You’re also playing a part in the industrialization of another country – providing an opportunity for that person, or perhaps that person’s children, to have a better life than the one they came from. It might be jarring, depressing and exhausting, but it’s opportunity just the same. And if you think for a second that by choosing not to buy that phone, if it were made 10 million times every quarter, would benefit those lives, you’re a straight-up jackass. Just like Sam Biddle.
We’d never say that about a shirt or a shoe or a blood diamond, which shows just how much tremendous cultural power Apple has. Cachet that kills.
The only thing it shows is how superlatively shitty that comparison is. And in a piece littered with wrenchingly putrid pustules of the written language, that’s saying something.
Apple now sells things good enough to displace the commonsense ethical judgments we’d normally make—China has always been far away from us as shoppers, but it’s never been so far out of reach that bad labor always escapes reform. The iPhone, it would seem, has reached that distance.
Reform, you say? Kind of like all of the work Apple is doing with their supply chain? The audits and reporting that no other consumer electronics maker can hold a candle to; or partnering with the FLA, which none of these other “we don’t know for sure they’re bad because we’re too fucking lazy to research it” tech companies have the character or backbone to do? That kind of reform? But those facts wouldn’t help Biddle’s DURRR APPLE BAD point. Not that anything he’s written does either.

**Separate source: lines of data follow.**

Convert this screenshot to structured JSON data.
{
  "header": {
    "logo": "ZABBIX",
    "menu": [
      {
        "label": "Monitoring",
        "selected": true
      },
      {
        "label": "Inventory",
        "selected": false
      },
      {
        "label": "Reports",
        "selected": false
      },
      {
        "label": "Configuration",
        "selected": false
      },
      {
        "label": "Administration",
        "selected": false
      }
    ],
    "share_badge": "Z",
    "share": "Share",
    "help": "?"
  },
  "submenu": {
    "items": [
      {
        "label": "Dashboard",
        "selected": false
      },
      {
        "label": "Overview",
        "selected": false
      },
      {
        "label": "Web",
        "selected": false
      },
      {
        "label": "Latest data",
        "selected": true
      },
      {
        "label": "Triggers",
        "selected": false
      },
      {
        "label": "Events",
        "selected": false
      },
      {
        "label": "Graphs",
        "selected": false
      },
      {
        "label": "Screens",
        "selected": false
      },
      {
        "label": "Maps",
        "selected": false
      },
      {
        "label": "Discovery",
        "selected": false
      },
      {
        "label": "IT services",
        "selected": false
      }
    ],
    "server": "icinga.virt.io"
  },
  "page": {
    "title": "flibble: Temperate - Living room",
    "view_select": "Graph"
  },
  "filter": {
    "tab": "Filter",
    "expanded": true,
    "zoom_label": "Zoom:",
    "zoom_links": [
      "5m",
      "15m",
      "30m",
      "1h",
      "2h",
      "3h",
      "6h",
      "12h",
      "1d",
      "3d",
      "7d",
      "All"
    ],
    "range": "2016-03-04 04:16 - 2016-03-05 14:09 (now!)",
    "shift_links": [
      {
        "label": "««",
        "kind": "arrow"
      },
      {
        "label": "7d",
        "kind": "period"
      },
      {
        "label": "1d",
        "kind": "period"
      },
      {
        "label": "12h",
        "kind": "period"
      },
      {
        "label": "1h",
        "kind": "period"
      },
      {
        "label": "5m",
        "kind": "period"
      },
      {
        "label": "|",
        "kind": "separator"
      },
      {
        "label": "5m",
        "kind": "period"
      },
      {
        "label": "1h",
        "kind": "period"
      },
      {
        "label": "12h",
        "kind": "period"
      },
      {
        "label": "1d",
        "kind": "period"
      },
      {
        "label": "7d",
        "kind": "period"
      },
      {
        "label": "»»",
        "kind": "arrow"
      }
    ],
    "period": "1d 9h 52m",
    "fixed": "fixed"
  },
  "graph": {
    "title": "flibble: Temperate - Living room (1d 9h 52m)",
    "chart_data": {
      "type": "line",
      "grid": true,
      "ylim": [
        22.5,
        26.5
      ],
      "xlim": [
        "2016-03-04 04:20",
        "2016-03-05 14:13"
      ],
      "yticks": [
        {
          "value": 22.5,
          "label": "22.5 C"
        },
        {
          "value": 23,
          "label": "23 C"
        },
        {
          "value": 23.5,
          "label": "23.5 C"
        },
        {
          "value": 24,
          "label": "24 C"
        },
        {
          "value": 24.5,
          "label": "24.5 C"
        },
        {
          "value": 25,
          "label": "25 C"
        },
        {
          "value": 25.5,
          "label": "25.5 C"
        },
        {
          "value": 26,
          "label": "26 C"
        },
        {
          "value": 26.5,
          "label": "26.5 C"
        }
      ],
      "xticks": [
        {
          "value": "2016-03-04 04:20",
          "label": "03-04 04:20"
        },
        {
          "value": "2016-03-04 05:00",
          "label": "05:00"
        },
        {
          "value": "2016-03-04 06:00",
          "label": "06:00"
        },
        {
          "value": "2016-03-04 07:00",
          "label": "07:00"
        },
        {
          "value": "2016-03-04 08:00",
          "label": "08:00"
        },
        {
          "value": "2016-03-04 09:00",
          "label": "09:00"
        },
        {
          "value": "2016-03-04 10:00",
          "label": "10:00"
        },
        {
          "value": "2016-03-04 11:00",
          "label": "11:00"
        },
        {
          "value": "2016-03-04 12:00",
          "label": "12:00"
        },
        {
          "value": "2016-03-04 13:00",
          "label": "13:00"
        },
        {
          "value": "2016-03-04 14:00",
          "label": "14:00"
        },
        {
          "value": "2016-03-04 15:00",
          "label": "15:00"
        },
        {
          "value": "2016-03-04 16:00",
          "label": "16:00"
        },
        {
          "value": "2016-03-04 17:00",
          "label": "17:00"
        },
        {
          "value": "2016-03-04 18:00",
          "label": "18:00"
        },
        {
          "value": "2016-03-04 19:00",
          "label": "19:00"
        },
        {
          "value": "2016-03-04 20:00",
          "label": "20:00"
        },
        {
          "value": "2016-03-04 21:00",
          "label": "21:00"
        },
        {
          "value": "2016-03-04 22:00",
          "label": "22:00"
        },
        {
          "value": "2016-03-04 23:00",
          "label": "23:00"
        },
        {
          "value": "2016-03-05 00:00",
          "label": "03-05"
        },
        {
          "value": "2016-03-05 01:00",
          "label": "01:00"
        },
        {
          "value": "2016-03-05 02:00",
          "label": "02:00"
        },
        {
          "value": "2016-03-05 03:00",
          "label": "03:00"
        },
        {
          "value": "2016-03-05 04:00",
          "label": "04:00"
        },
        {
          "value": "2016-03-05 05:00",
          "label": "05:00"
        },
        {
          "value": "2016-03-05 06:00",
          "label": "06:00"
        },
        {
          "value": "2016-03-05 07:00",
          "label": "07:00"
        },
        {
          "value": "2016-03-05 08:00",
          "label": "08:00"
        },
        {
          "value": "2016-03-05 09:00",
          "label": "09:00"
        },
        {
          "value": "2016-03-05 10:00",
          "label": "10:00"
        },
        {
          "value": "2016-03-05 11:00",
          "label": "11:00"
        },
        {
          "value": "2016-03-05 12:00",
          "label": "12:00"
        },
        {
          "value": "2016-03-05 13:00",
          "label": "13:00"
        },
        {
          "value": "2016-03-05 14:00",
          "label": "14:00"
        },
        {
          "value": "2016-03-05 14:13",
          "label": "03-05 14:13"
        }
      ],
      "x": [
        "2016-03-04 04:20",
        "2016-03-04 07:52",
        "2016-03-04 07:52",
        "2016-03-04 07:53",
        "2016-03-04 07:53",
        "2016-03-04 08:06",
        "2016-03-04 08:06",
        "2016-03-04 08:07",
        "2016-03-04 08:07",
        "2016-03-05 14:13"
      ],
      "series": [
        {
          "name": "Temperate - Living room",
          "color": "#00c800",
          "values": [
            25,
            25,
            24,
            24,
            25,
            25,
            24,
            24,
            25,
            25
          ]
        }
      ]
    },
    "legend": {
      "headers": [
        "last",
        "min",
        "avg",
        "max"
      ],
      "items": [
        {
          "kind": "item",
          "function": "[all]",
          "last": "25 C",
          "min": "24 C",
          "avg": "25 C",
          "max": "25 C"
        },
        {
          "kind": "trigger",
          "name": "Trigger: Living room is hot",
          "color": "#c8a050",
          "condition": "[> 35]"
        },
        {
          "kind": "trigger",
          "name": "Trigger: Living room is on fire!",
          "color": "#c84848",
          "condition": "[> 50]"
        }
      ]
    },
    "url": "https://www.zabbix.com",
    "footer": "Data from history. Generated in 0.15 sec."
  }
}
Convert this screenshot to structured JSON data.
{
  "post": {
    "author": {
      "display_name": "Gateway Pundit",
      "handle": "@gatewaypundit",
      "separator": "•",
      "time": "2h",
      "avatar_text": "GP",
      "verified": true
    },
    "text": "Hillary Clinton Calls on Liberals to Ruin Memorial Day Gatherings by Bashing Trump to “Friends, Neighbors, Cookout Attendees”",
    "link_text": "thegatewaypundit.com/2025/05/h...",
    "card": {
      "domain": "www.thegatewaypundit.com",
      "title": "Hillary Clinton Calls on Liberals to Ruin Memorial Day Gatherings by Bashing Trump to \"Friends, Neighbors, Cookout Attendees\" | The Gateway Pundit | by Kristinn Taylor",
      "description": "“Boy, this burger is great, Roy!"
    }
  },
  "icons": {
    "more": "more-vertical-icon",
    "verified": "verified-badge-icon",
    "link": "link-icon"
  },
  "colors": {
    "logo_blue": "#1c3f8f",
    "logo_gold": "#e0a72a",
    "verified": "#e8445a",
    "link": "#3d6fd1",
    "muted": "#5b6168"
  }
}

Conscious or not, I made the choice of super-phone over other humans when I went to the AT&T store last month. Sometimes I wish I hadn’t, but it’s too late: I’m complicit in whatever bad is happening in Shenzhen. But with no reason to believe things are getting any cheerier at Foxconn, I have to ask myself if it’ll be the last time. Or, at the very least, wonder when we started caring more about cool new gadgets and less about the suffering of other people.
For God’s sake, Sam, rise above the bullshit emo self-reflection and listen to your conscience. Return that iPhone before your 30 day return window closes. And please – never buy an Apple product again. If you truly believe all of the things you’ve written – about your purchase directly contributing to other peoples’ abject misery – you’d be a horrible human being if you didn’t march that evil device right back to its sweatshop facilitators and tell them to shove it.
It’s much more likely that your shame and outrage is manufactured by a machine much more efficient that anything that exists in Shenzhen. It’s the Jizzmodo pageview machine, one of the most sustainable contraptions on the planet. Fueled by 5th grade prose, unsubstantiated hyperbole and outright lies, it converts literary shit into Gawker gold. Now Sam: grab your shovel and get back to work.